Problem: Pharmacogenomic time-to-event response with time-varying treatment
GPT-5.5 pattern
GPT-5.6 Sol pattern
Achieving near-perfect performance will require evaluations that both reliably measure progress and identify where models still fail. Benchmarks like GeneBench-Pro can help to turn a vague capability deficiency into something we can diagnose and improve.
If agents can reliably automate this class of analysis, they could significantly accelerate scientific discovery. Human genetic evidence is already central to target prioritization and translational follow-up, because mechanisms with genetic support are much more likely to lead to approved treatments.
Meanwhile, sequencing costs have plummeted, and biobank-scale datasets now link molecular, phenotypic, and health-record information at unprecedented breadth. The limiting factor is shifting from data generation to turning the information into actionable insights. Models that can consistently perform analyses now handled by teams of human experts could transform industrial research by accelerating hypothesis triage, target follow-up, and the iteration cycle between data generation and decision-making.

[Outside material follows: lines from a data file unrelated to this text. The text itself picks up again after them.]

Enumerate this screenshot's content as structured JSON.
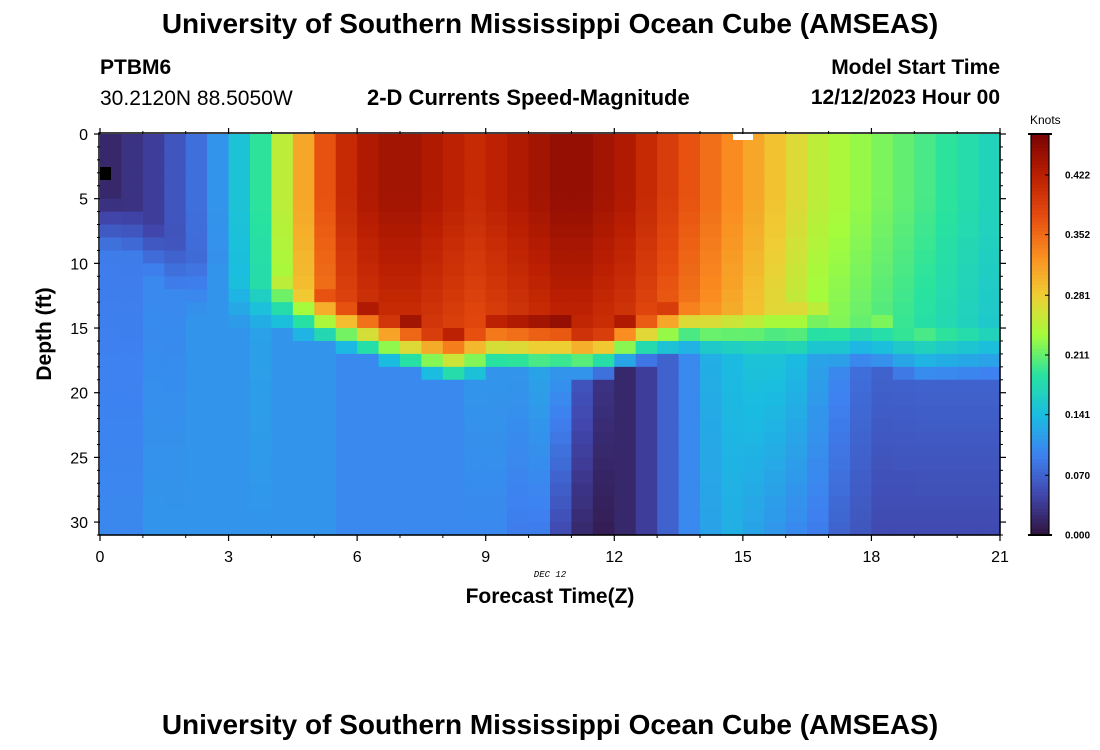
{
  "header": {
    "title": "University of Southern Mississippi Ocean Cube (AMSEAS)",
    "station": "PTBM6",
    "coords": "30.2120N  88.5050W",
    "subtitle": "2-D Currents Speed-Magnitude",
    "model_label": "Model Start Time",
    "model_time": "12/12/2023 Hour 00"
  },
  "footer": {
    "title": "University of Southern Mississippi Ocean Cube (AMSEAS)"
  },
  "chart_data": {
    "type": "heatmap",
    "title": "2-D Currents Speed-Magnitude",
    "xlabel": "Forecast Time(Z)",
    "ylabel": "Depth (ft)",
    "x_ticks": [
      "0",
      "3",
      "6",
      "9",
      "12",
      "15",
      "18",
      "21"
    ],
    "x_tick_values": [
      0,
      3,
      6,
      9,
      12,
      15,
      18,
      21
    ],
    "y_ticks": [
      "0",
      "5",
      "10",
      "15",
      "20",
      "25",
      "30"
    ],
    "y_tick_values": [
      0,
      5,
      10,
      15,
      20,
      25,
      30
    ],
    "xlim": [
      0,
      21
    ],
    "ylim": [
      0,
      31
    ],
    "date_label": "DEC 12",
    "colorbar": {
      "title": "Knots",
      "ticks": [
        "0.000",
        "0.070",
        "0.141",
        "0.211",
        "0.281",
        "0.352",
        "0.422"
      ],
      "tick_values": [
        0.0,
        0.07,
        0.141,
        0.211,
        0.281,
        0.352,
        0.422
      ],
      "range": [
        0,
        0.47
      ]
    },
    "upper_layer_speed_by_hour": [
      0.02,
      0.03,
      0.04,
      0.06,
      0.08,
      0.11,
      0.15,
      0.19,
      0.25,
      0.31,
      0.37,
      0.41,
      0.43,
      0.44,
      0.44,
      0.43,
      0.42,
      0.41,
      0.42,
      0.43,
      0.44,
      0.45,
      0.45,
      0.44,
      0.43,
      0.41,
      0.39,
      0.37,
      0.35,
      0.33,
      0.31,
      0.29,
      0.27,
      0.25,
      0.24,
      0.23,
      0.22,
      0.21,
      0.2,
      0.19,
      0.18,
      0.17
    ],
    "lower_layer_speed_by_hour": [
      0.09,
      0.09,
      0.1,
      0.1,
      0.11,
      0.11,
      0.11,
      0.12,
      0.11,
      0.11,
      0.11,
      0.1,
      0.1,
      0.1,
      0.1,
      0.1,
      0.1,
      0.11,
      0.11,
      0.11,
      0.12,
      0.11,
      0.06,
      0.03,
      0.02,
      0.04,
      0.07,
      0.1,
      0.13,
      0.14,
      0.15,
      0.15,
      0.14,
      0.12,
      0.1,
      0.08,
      0.07,
      0.07,
      0.07,
      0.07,
      0.07,
      0.07
    ],
    "interface_depth_ft_by_hour": [
      7,
      7.5,
      9,
      10.5,
      12,
      12.5,
      13,
      13,
      13.5,
      14,
      14.5,
      15,
      15.5,
      16,
      16.5,
      17,
      17.5,
      17,
      16.5,
      16.5,
      16.5,
      16.5,
      17,
      17,
      16.5,
      16,
      15.5,
      15,
      15,
      15,
      15,
      15,
      15.5,
      15.5,
      16,
      16,
      16.5,
      17,
      17.5,
      17.5,
      17.5,
      17.5
    ],
    "near_bottom_speed_by_hour": [
      0.1,
      0.1,
      0.11,
      0.11,
      0.11,
      0.11,
      0.11,
      0.11,
      0.11,
      0.11,
      0.11,
      0.1,
      0.1,
      0.1,
      0.1,
      0.1,
      0.1,
      0.1,
      0.1,
      0.09,
      0.09,
      0.05,
      0.02,
      0.01,
      0.02,
      0.04,
      0.07,
      0.1,
      0.12,
      0.13,
      0.12,
      0.11,
      0.1,
      0.09,
      0.07,
      0.06,
      0.05,
      0.05,
      0.05,
      0.05,
      0.05,
      0.05
    ]
  }
}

GeneBench-Pro represents an initial effort to evaluate the more abstract skills involved in good scientific judgment possessed by experienced. These skills allow them to intuit and identify the most promising initial analyses, iterate and revise their thinking when data contradict initial assumptions, and arrive at conclusions upon which downstream clinical, academic, or business decisions may depend.
We anticipate that as model capabilities advance, benchmarks that probe model abilities at these higher levels of abstraction will become increasingly useful, beyond those that simply test book knowledge or the ability to execute routine analyses.